On the Hill

Carnegie construction creates dust, elevator problems

After one student was hospitalized for an allergic reaction to dust, and members of the mathematics department complained that students on crutches did not have access to an elevator, Carnegie Library renovation planners are reviewing procedures.

The several million-dollar project at Carnegie, home of the mathematics department and Science and Technology Library, underwent construction for the first time while classes were in session last week. Planners expected renovations, which began in May, to be complete or nearly complete by the start of the fall semester.

Members of the mathematics department raised concerns about the project’s effect on students and Eugene Poletsky, department chair, alerted construction and university officials of these concerns on Friday. Eric Spina, vice chancellor and provost, and Eric Beattie, director of Campus Planning, Design and Construction, dealt with the issue that day.

A student who originally had a math class in Carnegie had to have classes transferred to sessions meeting outside of Carnegie after being hospitalized for a severe dust allergy during the first week of classes, Poletsky said.

Beattie said the dust control procedures for the renovation project are under review, and improvements to prevent dust from escaping work areas will be made where possible. He said he does not recall another instance of a serious reaction to dust as a result of construction on campus.

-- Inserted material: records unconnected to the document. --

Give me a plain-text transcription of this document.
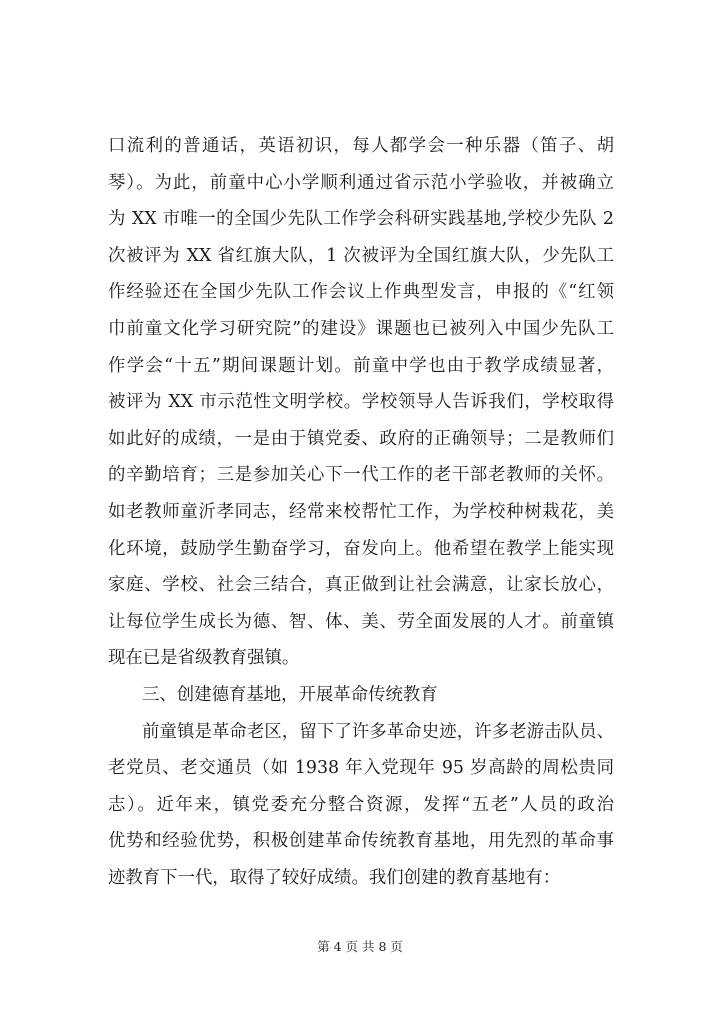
口流利的普通话，英语初识，每人都学会一种乐器（笛子、胡
琴）。为此，前童中心小学顺利通过省示范小学验收，并被确立
为 XX 市唯一的全国少先队工作学会科研实践基地,学校少先队 2
次被评为 XX 省红旗大队，1 次被评为全国红旗大队，少先队工
作经验还在全国少先队工作会议上作典型发言，申报的《“红领
巾前童文化学习研究院”的建设》课题也已被列入中国少先队工
作学会“十五”期间课题计划。前童中学也由于教学成绩显著，
被评为 XX 市示范性文明学校。学校领导人告诉我们，学校取得
如此好的成绩，一是由于镇党委、政府的正确领导；二是教师们
的辛勤培育；三是参加关心下一代工作的老干部老教师的关怀。
如老教师童沂孝同志，经常来校帮忙工作，为学校种树栽花，美
化环境，鼓励学生勤奋学习，奋发向上。他希望在教学上能实现
家庭、学校、社会三结合，真正做到让社会满意，让家长放心，
让每位学生成长为德、智、体、美、劳全面发展的人才。前童镇
现在已是省级教育强镇。
三、创建德育基地，开展革命传统教育
前童镇是革命老区，留下了许多革命史迹，许多老游击队员、
老党员、老交通员（如 1938 年入党现年 95 岁高龄的周松贵同
志）。近年来，镇党委充分整合资源，发挥“五老”人员的政治
优势和经验优势，积极创建革命传统教育基地，用先烈的革命事
迹教育下一代，取得了较好成绩。我们创建的教育基地有：
第 4 页 共 8 页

A professor in the mathematics department encountered a student on crutches hopping up the stairs due to confusion regarding use of the elevator. It was unclear whether the first floor entrance granted access to the elevator, located within the library section of the building, or if a key was needed. The accessibility issue was addressed after the professor reported it.

Keys will now be available at the main desk at the entrance of the library for students to gain access to the second and third floors, Beattie said.

The renovations include a fully accessible elevator that is in compliance with the Americans with Disabilities Act and does not require a key. Beattie said the accessibility improvements to the building are a priority of the project and, although an installation date for the new elevator is not set, the elevator will most likely be installed within the next two years.